TURNING POINT My turning point was when God sent me on my Abraham experience from California to Savannah Georgia not knowing how or what I was going to do or where I was going to live all I knew I was tired of being sick and tired and I rolled off my bestfriend's coach and made that drive from California to Georgia not knowing what my furture holded all I knew was I was leaving my past. God told me to trust him and I decided to let him to take the wheel and the car of my life because I was tired of the wrecks I was having with me behind the wheel of my life. Most people say they dont want to date someone with too much baggage when I left California I didn't have baggage I actually had a luggage store and each suit case had names to them low self esteem, domestic violence, molestation, abandonment, so many to mention and when I got to Savannah God placed me in a home with a family from Jamaica a husband and I wife and 2 children who I had never laid eyes on them until I moved into their home I was 50 years old. I had to share a room with a 7 year old with because God told me that I was immature from the inside up and he needed to grow me up fast and he did. I didn't know this was the journey that would change myself to my brokeness to my true authentic sel .


WHO IS THE MOST INFLUENTIAL PERSON IN YOUR LIFE? AL HOLLINGWORTH


WHAT DID YOU LEARN FROM THESE LIFE EXPERIENCES ?

That everything in life happens for a reason, And the things that have happens to us in life has happened for us and not to us.

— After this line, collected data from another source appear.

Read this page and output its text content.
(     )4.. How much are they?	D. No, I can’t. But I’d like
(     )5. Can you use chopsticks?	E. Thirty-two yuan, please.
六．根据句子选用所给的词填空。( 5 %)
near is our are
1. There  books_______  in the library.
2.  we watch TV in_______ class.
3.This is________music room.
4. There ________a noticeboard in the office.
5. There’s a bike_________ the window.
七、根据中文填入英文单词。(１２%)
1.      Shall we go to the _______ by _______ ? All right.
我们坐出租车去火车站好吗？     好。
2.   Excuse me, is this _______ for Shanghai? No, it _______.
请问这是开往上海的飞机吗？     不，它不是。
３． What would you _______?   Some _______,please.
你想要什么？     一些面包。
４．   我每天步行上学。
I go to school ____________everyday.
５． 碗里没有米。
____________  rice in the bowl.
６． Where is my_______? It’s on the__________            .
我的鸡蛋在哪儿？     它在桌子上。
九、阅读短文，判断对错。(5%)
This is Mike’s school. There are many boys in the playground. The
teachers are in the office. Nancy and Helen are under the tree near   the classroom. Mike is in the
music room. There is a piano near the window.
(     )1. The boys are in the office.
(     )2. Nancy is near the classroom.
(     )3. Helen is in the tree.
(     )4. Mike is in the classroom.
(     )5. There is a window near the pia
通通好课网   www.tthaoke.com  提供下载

That we need to be transparent and real so others can be healed and that im grateful for all the rejection, all the tears I have.




WHAT IS YOUR MOST PROUDEST OF ?

Becoming a international speaker and author while still living on my air mattress without losing my faith.


WHAT KEEP YOU INSPIRED AND WHAT DO YOU DO WHEN YOU ARE UNINSPIRED?

God keeps me inspired. I choose to not let myself down for the first time in my life and to find out who Willette is and who Willette is not and to delete the lies people have spoken into my life and the lies I have spoken over my own life.


WHAT WISDOM WOULD YOU LIKE TO OFFER AS A SURVIVAL MAP?

To fall in love with themselves! To fall in love with all of themselves the good the bad and even the ugly. To forgive people who have hurt them and forgive themselves for the part they played in it or didn't play in their lives.


WHAT IS YOUR PROFESSION OR BUSINESS AND WHY?

Driven 2 Empower U, LLC Because I'm Driven to Empower my clients to be the best version of themselves and to walk in their true authentic self no matter what they have experienced on their journey called life.


DO YOU HAVE ANY PRESENT OR FUTURE PROJECTS? Working to build my company and working on my third book.


HOW CAN WE CONNECT WITH YOU ON SOCIAL MEDIA? Driven2empoweru@gmail.com


REFLECTION Its part of the healing process and to embrace it.